European Interest

S&Ds lead drive to reject European services e-card

Flickr/European Parliament/CC BY-NC-ND 2.0

On March 21 the Socialists and Democrats scored a victory for social rights – according to a press release – after having successfully led the drive to reject the Commission’s proposal for an e-card in a vote in the internal market committee.

Aimed at making the cross-border provision of business and construction services easier and removing administrative burdens, the e-card would de facto establish the country of origin principle by undermining host-country control and enforcement tools, leading to more cross-border social fraud and dumping.

Virginie Rozière, S&D MEP and responsible for the e-card directive, said: “Today’s rejection of the e-card in the internal market committee is a victory for social rights and a strong signal to the European Commission that their ultra-liberal proposals will face strong opposition from the S&Ds. The Commission proposal, if adopted, would have been a disaster for our regulatory and social framework. Under the guise of facilitating the provision of cross-border services, the e-card would have paved the way for the return of the country of origin principle, by favouring states with low social coverage and regulatory requirements. Fortunately this rejection is a victory for social Europe. The EU should encourage fair competition between enterprises, but never social dumping between member states.”

Liisa Jaakonsaari, S&D MEP, responsible for the e-card regulation said: “Intended to make the provision of cross-border services easier by removing administrative burdens, the Commission’s proposal would have had the adverse effect. The e-card does not address any of the real barriers businesses face when they want to offer services in another member state. On the contrary, member states would have been burdened with additional administrative structures and legal uncertainty would have increased. If the Commission really wants to support businesses offering cross-border services, they should ensure that existing measures, such as the single points of contact, are implemented correctly. ”

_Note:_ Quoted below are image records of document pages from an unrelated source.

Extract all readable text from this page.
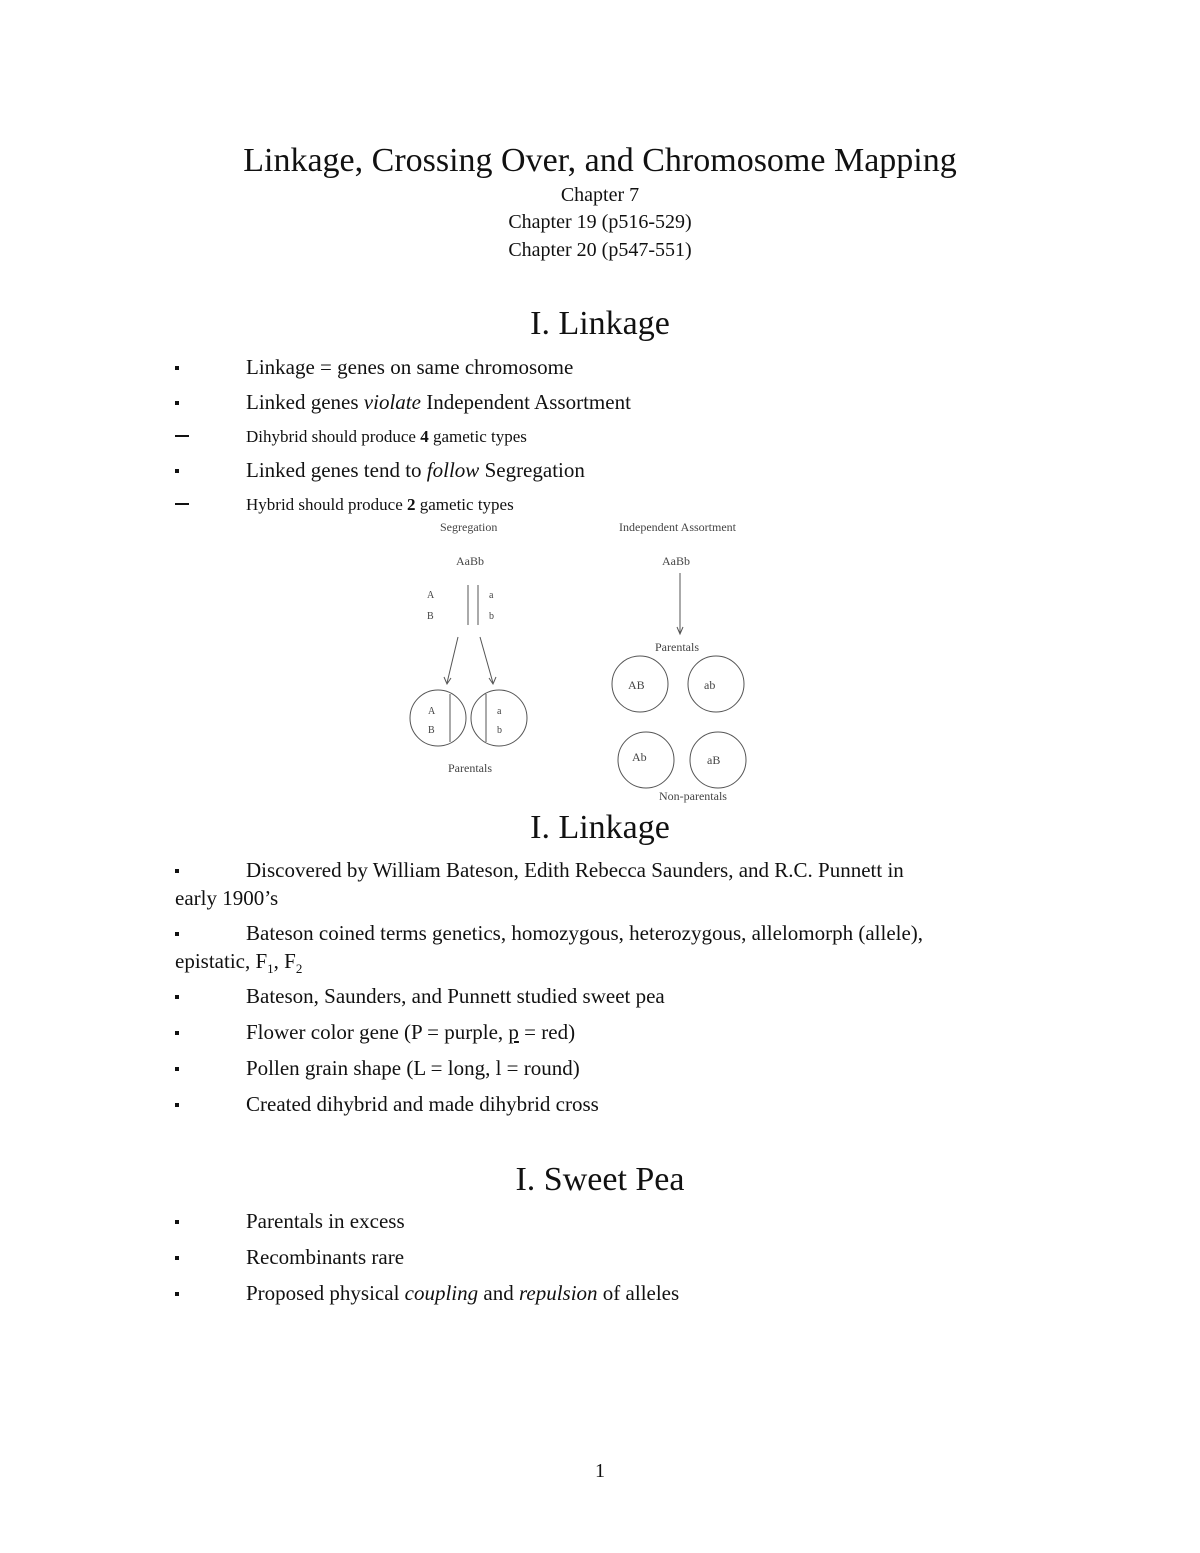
Linkage, Crossing Over, and Chromosome Mapping
Chapter 7
Chapter 19 (p516-529)
Chapter 20 (p547-551)
I. Linkage
Linkage = genes on same chromosome
Linked genes violate Independent Assortment
Dihybrid should produce 4 gametic types
Linked genes tend to follow Segregation
Hybrid should produce 2 gametic types
Segregation	Independent Assortment
AaBb	AaBb
A
B
a
b
A
B
a
b
Parentals
Parentals
AB	ab
Ab	aB
Non-parentals
I. Linkage
Discovered by William Bateson, Edith Rebecca Saunders, and R.C. Punnett in
early 1900’s
Bateson coined terms genetics, homozygous, heterozygous, allelomorph (allele),
epistatic, $F_1$, $F_2$
Bateson, Saunders, and Punnett studied sweet pea
Flower color gene (P = purple, p = red)
Pollen grain shape (L = long, l = round)
Created dihybrid and made dihybrid cross
I. Sweet Pea
Parentals in excess
Recombinants rare
Proposed physical coupling and repulsion of alleles
1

The Commission’s two proposals for a Regulation and Directive provide a framework for the introduction of a European Services e-card, which aims at making cross-border provision of business and construction services easier, removing administrative burden and thus enhancing competition. The title of the proposal is slightly misleading insofar as no an actual e-card would be introduced, but rather an EU-wide common electronic procedure using the IMI-system. The e-card would be a voluntary tool for the enterprises – the member states however would be obliged to introduce the system if the proposal were to be adopted.